Data retention, compliance and archiving are often the forgotten areas as they're following the same principle as with backup. Noone cares about it until they need to access/restore something from somewhen.
Often the 3 topics are driven by business requirements, and thus when it hits the IT infrastructure support groups it's already segmented into different solutions driven by specific application requirements. The result is multiple unaligned tools & infrastructure components that become unmanageable & costly as they grow larger & older.
On top comes constantly increased compliance requirements.
The way to handle it is first of all to define, top down, a company policy/directive about what has to be kept, how & for how long, but just as important : What has to be deleted, how & at what age. In the end this is Information Lifecycle Management (ILM).
To define a proper ILM policy it is required to define and enforce data classification.
When the ILM policy/directive is defined and the data classification is there also, the next step is the process.
If no process is defined, each business unit will interpret the policy their own way and define a process that fits them, thus again ending up with a zoo of solutions in the IT infrastructure support.
The key here is to make the choice easy for those having to follow it. If they can chose only one way to do it, the choice is fairly easy.
When the process is defined, the next step is the technology. There are many tools out there. Some are purely software based and some are more deeply integrated with hardware solutions.
Depending on what compliancy rules there are, one often have limited options on what software & hardware will fit.
Application integration is also tricky here as there are few standards for such. XAM being one of the few common ones, however with the right policy & process in place and with proper data classification, often a simpler infrastructure setup can be utilized as the metadata definition has been covered by following the policy & process.

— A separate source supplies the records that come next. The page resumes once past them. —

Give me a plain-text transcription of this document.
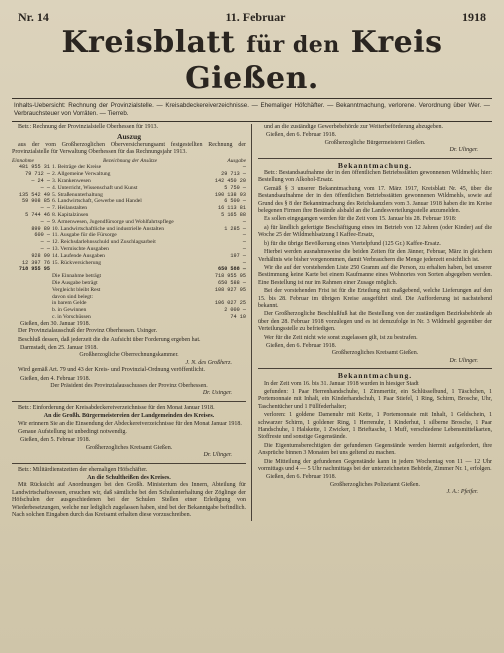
Nr. 14	11. Februar	1918
Kreisblatt für den Kreis Gießen.
Inhalts-Uebersicht: Rechnung der Provinzialstelle. — Kreisabdeckereiverzeichnisse. — Ehemaliger Höfchäfter. — Bekanntmachung, verlorene. Verordnung über Wer. — Verbrauchsteuer von Vorräten. — Tierreb.
Betr.: Rechnung der Provinzialstelle Oberhessen für 1913.
Auszug
aus der vom Großherzoglichen Oberversicherungsamt festgestellten Rechnung der Provinzialstelle für Verwaltung Oberhessen für das Rechnungsjahr 1913.
Einnahme	Bezeichnung der Ansätze	Ausgabe
481 955 31 1. Beiträge der Kreise	—
79 712 — 2. Allgemeine Verwaltung	29 713 —
— 24 — 3. Krankenwesen	142 450 20
— — 4. Unterricht, Wissenschaft und Kunst	5 750 —
135 542 49 5. Straßenunterhaltung	190 138 93
59 908 85 6. Landwirtschaft, Gewerbe und Handel	6 500 —
— — 7. Heilanstalten	16 113 81
5 744 46 8. Kapitalzinsen	5 165 88
— — 9. Armenwesen, Jugendfürsorge und Wohlfahrtspflege	—
899 89 10. Landwirtschaftliche und industrielle Anstalten	1 285 —
600 — 11. Ausgabe für die Fürsorge	—
— — 12. Reichsdarlehnsschuld und Zuschlagsarbeit	—
— — 13. Vermischte Ausgaben	—
928 99 14. Laufende Ausgaben	197 —
12 397 76 15. Rückversicherung	—
718 955 95	650 588 —
Die Einnahme beträgt	718 955 95
Die Ausgabe beträgt	650 588 —
Vergleicht bleibt Rest	108 927 95
davon sind belegt:
in barem Gelde	106 027 25
b. in Gewinnen	2 000 —
c. in Vorschüssen	74 10
Gießen, den 30. Januar 1918.
Der Provinzialausschuß der Provinz Oberhessen. Usinger.
Beschluß dessen, daß jederzeit die die Aufsicht über Forderung ergeben hat.
Darmstadt, den 25. Januar 1918.
Großherzogliche Oberrechnungskammer.
J. N. des Großherz.
Wird gemäß Art. 79 und 43 der Kreis- und Provinzial-Ordnung veröffentlicht.
Gießen, den 4. Februar 1918.
Der Präsident des Provinzialausschusses der Provinz Oberhessen.
Dr. Usinger.
Betr.: Einforderung der Kreisabdeckereiverzeichnisse für den Monat Januar 1918.
An die Großh. Bürgermeistereien der Landgemeinden des Kreises.
Wir erinnern Sie an die Einsendung der Abdeckereiverzeichnisse für den Monat Januar 1918.
Genaue Aufstellung ist unbedingt notwendig.
Gießen, den 5. Februar 1918.
Großherzogliches Kreisamt Gießen.
Dr. Ulinger.
Betr.: Militärdienstzeiten der ehemaligen Höfschäfter.
An die Schultheißen des Kreises.
Mit Rücksicht auf Anordnungen bei den Großh. Ministerium des Innern, Abteilung für Landwirtschaftswesen, ersuchen wir, daß sämtliche bei den Schulunterhaltung der Zöglinge der Höfschulen der ausgeschiedenen bei der Schulen Stellen einer Erledigung von Wiederbesetzungen, welche nur lediglich zugelassen haben, sind bei der Bekanntgabe befindlich. Nach solchen Eingaben durch das Kreisamt erhalten diese vorzuschreiben.
und an die zuständige Gewerbebehörde zur Weiterbeförderung abzugeben.
Gießen, den 6. Februar 1918.
Großherzogliche Bürgermeisterei Gießen.
Dr. Ulinger.
Bekanntmachung.
Betr.: Bestandsaufnahme der in den öffentlichen Betriebsstätten gewonnenen Wildmehls; hier: Bestellung von Alkohol-Ersatz.
Gemäß § 3 unserer Bekanntmachung vom 17. März 1917, Kreisblatt Nr. 45, über die Bestandsaufnahme der in den öffentlichen Betriebsstätten gewonnenen Wildmehls, sowie auf Grund des § 8 der Bekanntmachung des Reichskanzlers vom 3. Januar 1918 haben die im Kreise belegenen Firmen ihre Bestände alsbald an die Landesverteilungsstelle anzumelden.
Es sollen eingegangen werden für die Zeit vom 15. Januar bis 28. Februar 1918:
a) für ländlich gefertigte Beschäftigung eines im Betrieb von 12 Jahren (oder Kinder) auf die Woche 25 der Wildmehlsatzung I Kaffee-Ersatz,
b) für die übrige Bevölkerung eines Viertelpfund (125 Gr.) Kaffee-Ersatz.
Hierbei werden ausnahmsweise die beiden Zeiten für den Jänner, Februar, März in gleichem Verhältnis wie bisher vorgenommen, damit Verbrauchern die Menge jederzeit ersichtlich ist.
Wir die auf der vorstehenden Liste 250 Gramm auf die Person, zu erhalten haben, bei unserer Bestimmung keine Karte bei einem Kaufmanne eines Wohnortes von Sorten abgegeben werden. Eine Bestellung ist nur im Rahmen einer Zusage möglich.
Bei der vorstehenden Frist ist für die Erteilung mit maßgebend, welche Lieferungen auf den 15. bis 28. Februar im übrigen Kreise ausgeführt sind. Die Aufforderung ist nachstehend bekannt.
Der Großherzogliche Beschlußfuß hat die Bestellung von der zuständigen Bezirksbehörde ab über den 28. Februar 1918 vorzulegen und es ist demzufolge in Nr. 3 Wildmehl gegenüber der Verteilungsstelle zu befriedigen.
Wer für die Zeit nicht wie sonst zugelassen gilt, ist zu bestrafen.
Gießen, den 6. Februar 1918.
Großherzogliches Kreisamt Gießen.
Dr. Ulinger.
Bekanntmachung.
In der Zeit vom 16. bis 31. Januar 1918 wurden in hiesiger Stadt
gefunden: 1 Paar Herrenhandschuhe, 1 Zimmertür, ein Schlüsselbund, 1 Täschchen, 1 Portemonnaie mit Inhalt, ein Kinderhandschuh, 1 Paar Stiefel, 1 Ring, Schirm, Brosche, Uhr, Taschentücher und 1 Füllfederhalter;
verloren: 1 goldene Damenuhr mit Kette, 1 Portemonnaie mit Inhalt, 1 Geldschein, 1 schwarzer Schirm, 1 goldener Ring, 1 Herrenuhr, 1 Kinderhut, 1 silberne Brosche, 1 Paar Handschuhe, 1 Halskette, 1 Zwicker, 1 Brieftasche, 1 Muff, verschiedene Lebensmittelkarten, Stoffreste und sonstige Gegenstände.
Die Eigentumsberechtigten der gefundenen Gegenstände werden hiermit aufgefordert, ihre Ansprüche binnen 3 Monaten bei uns geltend zu machen.
Die Mitteilung der gefundenen Gegenstände kann in jedem Wochentag von 11 — 12 Uhr vormittags und 4 — 5 Uhr nachmittags bei der unterzeichneten Behörde, Zimmer Nr. 1, erfolgen.
Gießen, den 6. Februar 1918.
Großherzogliches Polizeiamt Gießen.
J. A.: Pfeifer.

The trend is that storage solutions in this space moves towards scale-out object based platforms with alot of logic built into the solution and having common supported APIs (NFS, CIFS, WebDAV / REST, XAM). Alot of data classification & compliance can be defined when setting up each data container (how many copies to keep and geo-dispersed or not, how long to keep etc.).
It is key to classify the expected data before generating the data. If one start to generate data first and then try to classify later on, it's typically too late.
What keeps the cost & mangement under control is the ILM directive/policy combined with the data classification & enforced process to follow. This way it's ensured that only the data that needs to be kept is kept, and all the rest is deleted after a pre-defined grace period. Typically such an enforced deletion policy will get rid of > 80% of the data amount.
What kills the storage budget in relation to compliance & data retention is typically the reality of not knowing what data is important and what is not and thus ending up having to keep it all, just in case.
On top, keeing data that didn't need to be kept, could even be a risk and an audit finding.